Conversion step by step
In this video presentation, you can see the conversion step by step. We literally build up the entire web application from scratch in about 1 hour time. The process is done basically in 3 major steps.
Step 1: convert the flavours management tab by hooking up a TWebDBGrid to a TWebStellarDataStoreDataSet to edit this information.
Step 2: convert the POS functionality tab. Here we are significantly helped by directly reusing the TTMSFNCTileList and TTMSFNCListBox from the VCL app as-is in the web app. Just the code to fill the TMSFNCBitmapContainer needed some work to resize the blob images from the StellarDS.io service to have all a uniform size.
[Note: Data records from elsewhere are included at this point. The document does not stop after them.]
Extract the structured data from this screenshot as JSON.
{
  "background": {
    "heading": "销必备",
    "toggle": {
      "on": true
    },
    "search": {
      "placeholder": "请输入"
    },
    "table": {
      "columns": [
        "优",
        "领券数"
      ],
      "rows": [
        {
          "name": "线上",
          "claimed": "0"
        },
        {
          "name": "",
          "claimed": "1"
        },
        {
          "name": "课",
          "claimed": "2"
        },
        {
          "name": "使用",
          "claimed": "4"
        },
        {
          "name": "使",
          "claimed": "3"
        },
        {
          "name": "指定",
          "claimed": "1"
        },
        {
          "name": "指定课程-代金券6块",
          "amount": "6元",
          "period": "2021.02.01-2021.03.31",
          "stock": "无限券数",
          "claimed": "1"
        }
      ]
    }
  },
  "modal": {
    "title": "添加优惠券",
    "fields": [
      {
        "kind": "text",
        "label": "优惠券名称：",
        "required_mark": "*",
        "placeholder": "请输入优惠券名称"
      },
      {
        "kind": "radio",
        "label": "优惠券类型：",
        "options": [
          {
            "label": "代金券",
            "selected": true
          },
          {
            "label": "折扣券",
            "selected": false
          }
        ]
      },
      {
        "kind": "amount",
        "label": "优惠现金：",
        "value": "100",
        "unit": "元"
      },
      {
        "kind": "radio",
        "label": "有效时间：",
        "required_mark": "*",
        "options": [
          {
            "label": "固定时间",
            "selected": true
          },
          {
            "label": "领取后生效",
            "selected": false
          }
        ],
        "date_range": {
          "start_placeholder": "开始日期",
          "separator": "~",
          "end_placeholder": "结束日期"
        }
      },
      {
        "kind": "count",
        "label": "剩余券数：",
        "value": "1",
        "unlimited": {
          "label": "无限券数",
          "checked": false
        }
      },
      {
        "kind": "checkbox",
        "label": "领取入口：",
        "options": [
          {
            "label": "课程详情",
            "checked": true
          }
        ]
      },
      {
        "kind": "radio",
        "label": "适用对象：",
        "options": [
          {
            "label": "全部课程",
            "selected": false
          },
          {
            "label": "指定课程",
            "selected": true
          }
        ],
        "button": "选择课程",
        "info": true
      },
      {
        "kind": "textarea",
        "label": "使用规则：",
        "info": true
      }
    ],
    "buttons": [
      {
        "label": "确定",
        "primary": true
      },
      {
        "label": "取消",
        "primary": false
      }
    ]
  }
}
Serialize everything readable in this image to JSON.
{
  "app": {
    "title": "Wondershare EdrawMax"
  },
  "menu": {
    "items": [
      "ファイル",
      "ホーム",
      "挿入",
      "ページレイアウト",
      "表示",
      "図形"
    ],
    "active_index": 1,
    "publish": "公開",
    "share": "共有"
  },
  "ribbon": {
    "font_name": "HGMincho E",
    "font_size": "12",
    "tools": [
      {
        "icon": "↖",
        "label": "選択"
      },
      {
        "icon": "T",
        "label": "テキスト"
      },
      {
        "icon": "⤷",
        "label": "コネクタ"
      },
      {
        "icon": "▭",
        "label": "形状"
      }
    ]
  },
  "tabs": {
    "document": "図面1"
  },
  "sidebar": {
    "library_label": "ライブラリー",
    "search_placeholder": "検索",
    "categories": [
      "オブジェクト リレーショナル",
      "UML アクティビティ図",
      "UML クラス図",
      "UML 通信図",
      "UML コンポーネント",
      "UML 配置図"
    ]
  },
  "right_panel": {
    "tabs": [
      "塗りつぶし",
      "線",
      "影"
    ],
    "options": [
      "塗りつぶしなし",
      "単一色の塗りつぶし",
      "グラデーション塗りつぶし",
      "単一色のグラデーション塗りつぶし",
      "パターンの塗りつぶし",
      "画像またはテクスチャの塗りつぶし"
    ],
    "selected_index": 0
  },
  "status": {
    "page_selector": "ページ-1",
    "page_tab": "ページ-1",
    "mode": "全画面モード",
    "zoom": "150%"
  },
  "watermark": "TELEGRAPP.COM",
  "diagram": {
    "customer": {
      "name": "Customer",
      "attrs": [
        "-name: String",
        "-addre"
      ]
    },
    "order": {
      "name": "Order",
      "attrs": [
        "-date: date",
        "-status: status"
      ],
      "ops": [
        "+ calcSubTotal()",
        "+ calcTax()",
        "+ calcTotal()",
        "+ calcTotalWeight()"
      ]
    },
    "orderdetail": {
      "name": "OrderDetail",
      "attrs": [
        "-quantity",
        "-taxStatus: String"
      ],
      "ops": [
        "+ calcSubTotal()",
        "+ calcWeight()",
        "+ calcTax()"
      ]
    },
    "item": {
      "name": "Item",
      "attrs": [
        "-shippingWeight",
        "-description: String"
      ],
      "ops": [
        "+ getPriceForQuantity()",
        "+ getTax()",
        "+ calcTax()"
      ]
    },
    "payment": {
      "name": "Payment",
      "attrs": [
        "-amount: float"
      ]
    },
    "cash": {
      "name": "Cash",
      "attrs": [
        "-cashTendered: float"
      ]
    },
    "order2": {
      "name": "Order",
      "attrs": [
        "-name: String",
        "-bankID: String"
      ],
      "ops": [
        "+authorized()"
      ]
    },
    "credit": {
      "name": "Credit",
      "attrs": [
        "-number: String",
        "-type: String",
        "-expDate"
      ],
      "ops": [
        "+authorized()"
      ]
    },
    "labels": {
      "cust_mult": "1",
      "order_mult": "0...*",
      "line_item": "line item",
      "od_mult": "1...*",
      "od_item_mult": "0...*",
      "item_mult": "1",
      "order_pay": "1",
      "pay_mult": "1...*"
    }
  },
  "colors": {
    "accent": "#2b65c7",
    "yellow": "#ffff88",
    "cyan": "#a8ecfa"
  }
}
Here, we also need to introduce two additional datasets for adding the order to the Orders & OrderDetails tables.
Step 3: For creating the statistics of sold flavours, we fully reuse the code to fill the TMSFNCChart with data from the OrderDetails dataset and we could just copy & paste the TMSFNCChart with all its settings from the VCL app in the WEB app.
Get started with the full source code
We offer you the full source code of both the VCL application and the WEB application. Prerequisites to use this source code are:
- TMS FNC UI Pack for TTMSFNCTileList, TTMSFNCListBox, TMSFNCBitmapContainer
- TMS FNC Chart for the pie chart component
- TMS WEB Core v2.6.0.0 (beta available to all users with an active TMS WEB Core license) for creating the web app. While this app could have been created with an earlier version of TMS WEB Core, we took advantage of the new promise based dataset handling for writing the code in a more elegant way to deal with the asynchronous behavior of the underlying REST API.
- A StellarDS.io account for managing your data in the cloud without writing a single line of code
Get access to this download via this link
Next steps
As next steps, you could spice up the web app with some Bootstrap CSS (can be easily added via the JavaScript library manager in TMS WEB Core), make this a PWA to run directly & full-screen from the home screen and use some further HTML & CSS to make the appearance and responsive behavior somewhat nicer.
We look forward to hear your feedback how you proceed with this endeavour and what other challenges you face when considering to port your own VCL applications to the web!